PyTorch Lightning
PyTorch Lightning is a high-level framework built on top of PyTorch that removes boilerplate from distributed training. It handles device placement, gradient synchronization, and checkpointing automatically — letting you focus on the model rather than the training loop. On TIR, a Training Cluster node comes pre-configured so you can start training immediately.
Environment
Cluster Setup
- Pre-installed: CUDA, NCCL, PyTorch, and PyTorch Lightning are available in the TIR-provided image.
- Single-node: PyTorch Lightning deployments on TIR run across multiple GPUs on a single node.
Connect to the Node
ssh $hostname
Shared Storage
Use the shared directory for datasets, checkpoints, and logs so data persists after the deployment ends:
/mnt/shared
Training Guide
Step 1: Install Dependencies
The TIR-provided image includes PyTorch Lightning. To install manually in a custom environment:
pip install lightning
Step 2: Define a LightningModule
Create a LightningModule encapsulating your model, loss, optimizer, and training logic:
import torch
import torch.nn as nn
import lightning as L
class SimpleModel(L.LightningModule):
def __init__(self):
super().__init__()
self.layer = nn.Linear(10, 1)
self.criterion = nn.MSELoss()
def forward(self, x):
return self.layer(x)
def training_step(self, batch, batch_idx):
inputs, targets = batch
outputs = self(inputs)
loss = self.criterion(outputs, targets)
self.log("train_loss", loss, on_step=True, prog_bar=True)
return loss
def configure_optimizers(self):
return torch.optim.SGD(self.parameters(), lr=0.01)
Step 3: Configure the Trainer
Set strategy="ddp" and devices to the number of GPUs on your node:
from torch.utils.data import DataLoader, TensorDataset
# Dummy dataset
dataset = TensorDataset(torch.randn(256, 10), torch.randn(256, 1))
dataloader = DataLoader(dataset, batch_size=32)
model = SimpleModel()
trainer = L.Trainer(
accelerator="gpu",
devices=8, # Number of GPUs on the node
strategy="ddp",
num_nodes=1,
max_epochs=10,
default_root_dir="/mnt/shared/checkpoints",
)
trainer.fit(model, dataloader)
Step 4: Launch Training
python train.py
Lightning automatically uses all configured GPUs via torchrun internally when strategy="ddp" is set.
Data Management
Import Datasets
/mnt/shared/datasets
Save Checkpoints
Lightning saves checkpoints automatically to default_root_dir. To save manually:
trainer.save_checkpoint("/mnt/shared/checkpoints/model_final.ckpt")

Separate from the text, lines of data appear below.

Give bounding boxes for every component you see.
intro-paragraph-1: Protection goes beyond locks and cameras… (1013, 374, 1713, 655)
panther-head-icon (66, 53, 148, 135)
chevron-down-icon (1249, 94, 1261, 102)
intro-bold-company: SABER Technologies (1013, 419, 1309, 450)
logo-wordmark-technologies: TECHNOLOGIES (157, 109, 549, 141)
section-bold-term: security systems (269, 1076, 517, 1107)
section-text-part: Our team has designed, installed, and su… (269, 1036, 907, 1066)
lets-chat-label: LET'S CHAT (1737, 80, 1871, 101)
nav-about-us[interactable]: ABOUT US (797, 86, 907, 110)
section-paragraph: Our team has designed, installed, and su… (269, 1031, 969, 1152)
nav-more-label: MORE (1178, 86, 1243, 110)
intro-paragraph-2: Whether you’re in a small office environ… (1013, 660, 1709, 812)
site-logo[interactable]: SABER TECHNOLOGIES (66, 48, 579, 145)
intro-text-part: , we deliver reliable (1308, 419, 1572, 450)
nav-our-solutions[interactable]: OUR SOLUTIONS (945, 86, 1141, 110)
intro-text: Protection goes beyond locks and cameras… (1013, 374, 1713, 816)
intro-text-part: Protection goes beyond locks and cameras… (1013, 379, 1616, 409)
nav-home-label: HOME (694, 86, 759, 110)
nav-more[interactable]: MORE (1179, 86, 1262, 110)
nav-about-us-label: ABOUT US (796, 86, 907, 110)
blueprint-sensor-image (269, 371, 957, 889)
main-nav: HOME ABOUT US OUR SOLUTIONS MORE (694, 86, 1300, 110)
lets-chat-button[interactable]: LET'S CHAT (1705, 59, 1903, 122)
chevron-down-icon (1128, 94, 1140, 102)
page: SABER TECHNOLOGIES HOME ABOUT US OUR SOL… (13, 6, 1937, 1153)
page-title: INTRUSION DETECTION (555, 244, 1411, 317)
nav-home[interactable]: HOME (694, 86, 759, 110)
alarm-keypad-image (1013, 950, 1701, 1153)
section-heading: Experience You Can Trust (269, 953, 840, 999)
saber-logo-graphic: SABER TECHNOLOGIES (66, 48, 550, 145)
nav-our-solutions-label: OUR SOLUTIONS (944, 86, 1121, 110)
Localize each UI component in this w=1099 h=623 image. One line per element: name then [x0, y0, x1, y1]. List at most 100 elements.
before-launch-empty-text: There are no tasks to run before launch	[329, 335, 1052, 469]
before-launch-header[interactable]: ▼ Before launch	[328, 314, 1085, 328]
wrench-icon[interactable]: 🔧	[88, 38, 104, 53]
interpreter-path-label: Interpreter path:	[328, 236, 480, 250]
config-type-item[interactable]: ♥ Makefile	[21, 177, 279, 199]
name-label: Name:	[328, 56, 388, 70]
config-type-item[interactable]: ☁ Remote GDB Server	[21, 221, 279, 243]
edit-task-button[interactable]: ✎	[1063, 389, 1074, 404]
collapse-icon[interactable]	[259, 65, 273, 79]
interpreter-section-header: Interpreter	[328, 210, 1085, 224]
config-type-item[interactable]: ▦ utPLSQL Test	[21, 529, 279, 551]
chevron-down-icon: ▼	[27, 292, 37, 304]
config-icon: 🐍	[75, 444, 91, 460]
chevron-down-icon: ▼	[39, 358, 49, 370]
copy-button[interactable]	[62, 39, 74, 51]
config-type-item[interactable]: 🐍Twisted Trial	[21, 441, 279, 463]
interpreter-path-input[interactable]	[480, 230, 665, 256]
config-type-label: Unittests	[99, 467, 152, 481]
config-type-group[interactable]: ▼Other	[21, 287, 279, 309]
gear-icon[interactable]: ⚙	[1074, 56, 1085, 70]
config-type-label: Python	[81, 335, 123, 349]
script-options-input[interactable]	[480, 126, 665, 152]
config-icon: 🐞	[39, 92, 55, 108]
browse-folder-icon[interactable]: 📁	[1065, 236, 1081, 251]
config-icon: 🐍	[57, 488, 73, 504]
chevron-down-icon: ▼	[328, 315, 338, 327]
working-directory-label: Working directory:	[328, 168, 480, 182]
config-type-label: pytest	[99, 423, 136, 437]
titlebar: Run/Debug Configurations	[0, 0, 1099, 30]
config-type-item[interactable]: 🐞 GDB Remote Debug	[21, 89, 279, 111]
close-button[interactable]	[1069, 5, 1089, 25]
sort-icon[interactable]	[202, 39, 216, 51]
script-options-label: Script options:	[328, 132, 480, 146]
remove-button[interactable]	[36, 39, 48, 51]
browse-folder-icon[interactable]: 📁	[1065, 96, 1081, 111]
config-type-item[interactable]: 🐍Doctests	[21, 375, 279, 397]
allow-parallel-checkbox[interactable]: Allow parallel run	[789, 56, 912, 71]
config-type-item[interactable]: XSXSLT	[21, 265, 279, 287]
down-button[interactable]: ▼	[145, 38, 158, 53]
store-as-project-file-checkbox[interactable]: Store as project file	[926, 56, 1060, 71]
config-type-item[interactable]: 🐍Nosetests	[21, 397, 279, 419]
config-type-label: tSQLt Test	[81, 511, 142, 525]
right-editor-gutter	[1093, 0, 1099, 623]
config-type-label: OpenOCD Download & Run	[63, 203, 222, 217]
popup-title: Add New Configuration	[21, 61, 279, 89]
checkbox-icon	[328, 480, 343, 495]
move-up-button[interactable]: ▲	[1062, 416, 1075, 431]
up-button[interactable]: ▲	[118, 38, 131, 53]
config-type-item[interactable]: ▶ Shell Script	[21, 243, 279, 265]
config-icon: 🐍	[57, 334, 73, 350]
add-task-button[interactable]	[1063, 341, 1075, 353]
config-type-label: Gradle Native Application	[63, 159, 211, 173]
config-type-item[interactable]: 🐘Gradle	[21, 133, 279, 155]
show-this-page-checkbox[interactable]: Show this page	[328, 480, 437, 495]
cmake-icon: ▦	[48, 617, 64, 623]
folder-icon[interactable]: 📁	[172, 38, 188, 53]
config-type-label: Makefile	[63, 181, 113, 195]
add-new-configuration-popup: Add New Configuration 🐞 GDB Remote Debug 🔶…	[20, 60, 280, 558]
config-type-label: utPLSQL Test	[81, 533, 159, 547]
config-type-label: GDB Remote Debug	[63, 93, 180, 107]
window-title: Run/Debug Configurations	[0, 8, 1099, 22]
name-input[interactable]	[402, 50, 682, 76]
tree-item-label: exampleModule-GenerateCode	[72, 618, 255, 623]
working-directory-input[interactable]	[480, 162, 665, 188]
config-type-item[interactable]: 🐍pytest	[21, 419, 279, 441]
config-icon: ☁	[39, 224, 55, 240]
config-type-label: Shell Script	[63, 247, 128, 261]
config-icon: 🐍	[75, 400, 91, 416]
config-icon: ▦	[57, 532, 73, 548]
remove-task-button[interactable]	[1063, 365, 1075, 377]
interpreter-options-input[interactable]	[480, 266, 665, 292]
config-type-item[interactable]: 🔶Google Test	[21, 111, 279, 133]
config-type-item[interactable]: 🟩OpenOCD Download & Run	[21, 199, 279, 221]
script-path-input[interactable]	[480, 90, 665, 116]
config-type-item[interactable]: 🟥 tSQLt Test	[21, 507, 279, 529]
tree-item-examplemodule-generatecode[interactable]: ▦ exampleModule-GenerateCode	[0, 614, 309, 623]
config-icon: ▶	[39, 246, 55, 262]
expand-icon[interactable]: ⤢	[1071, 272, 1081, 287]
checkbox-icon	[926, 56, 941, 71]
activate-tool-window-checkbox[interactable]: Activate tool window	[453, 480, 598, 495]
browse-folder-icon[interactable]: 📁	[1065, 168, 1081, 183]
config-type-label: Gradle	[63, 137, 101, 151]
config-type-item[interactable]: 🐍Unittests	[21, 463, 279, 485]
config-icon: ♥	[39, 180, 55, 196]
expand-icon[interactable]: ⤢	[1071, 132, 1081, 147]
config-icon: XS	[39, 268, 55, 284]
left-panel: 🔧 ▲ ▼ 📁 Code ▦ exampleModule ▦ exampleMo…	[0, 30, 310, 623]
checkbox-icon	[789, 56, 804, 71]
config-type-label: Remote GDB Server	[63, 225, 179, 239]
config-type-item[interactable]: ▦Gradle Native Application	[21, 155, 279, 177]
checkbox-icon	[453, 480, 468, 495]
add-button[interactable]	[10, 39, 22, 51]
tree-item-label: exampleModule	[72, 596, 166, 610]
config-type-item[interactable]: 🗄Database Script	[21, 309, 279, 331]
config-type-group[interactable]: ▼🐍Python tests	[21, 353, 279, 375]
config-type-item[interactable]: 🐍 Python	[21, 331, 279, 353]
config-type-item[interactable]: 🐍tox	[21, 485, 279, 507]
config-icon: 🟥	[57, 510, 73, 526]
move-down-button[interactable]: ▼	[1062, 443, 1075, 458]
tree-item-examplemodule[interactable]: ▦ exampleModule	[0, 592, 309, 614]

To resume from a checkpoint:
trainer.fit(model, dataloader, ckpt_path="/mnt/shared/checkpoints/model_final.ckpt")
Monitoring
TensorBoard
Lightning logs metrics to TensorBoard by default:
# On the worker node
tensorboard --logdir /mnt/shared/checkpoints/lightning_logs --port 6006
# On your local machine
ssh -L 6006:localhost:6006 $hostname
Weights & Biases
from lightning.pytorch.loggers import WandbLogger
logger = WandbLogger(project="lightning-training", save_dir="/mnt/shared/wandb")
trainer = L.Trainer(logger=logger, ...)
System Monitoring
nvidia-smi # GPU utilization
htop # CPU and memory
df -h # Disk usage
Troubleshooting
| Issue | Cause | Resolution |
|---|---|---|
| CUDA Out of Memory | Batch size too large for GPU memory | Reduce batch_size or enable precision="16-mixed" in Trainer |
| NCCL Initialization Error | Conflicting GPU processes | Kill orphaned processes: sudo fuser -v /dev/nvidia* |
| Disk Full | Checkpoints filling /mnt/shared | Delete old checkpoint files or adjust save_top_k in ModelCheckpoint |
| SSH Connection Failed | Port 22 not open in security group | Verify the attached security group allows inbound TCP on port 22 |
FAQ
Q: How do I enable mixed precision training?
Set precision="16-mixed" in the Trainer:
trainer = L.Trainer(accelerator="gpu", devices=8, precision="16-mixed")
Q: How do I use multiple GPUs on a single node?
Set devices=N where N is the number of available GPUs (e.g., devices=8), and strategy="ddp".
Q: Where are checkpoints and logs stored?
By default, under default_root_dir (set to /mnt/shared/checkpoints in the example above) inside a lightning_logs/ subdirectory.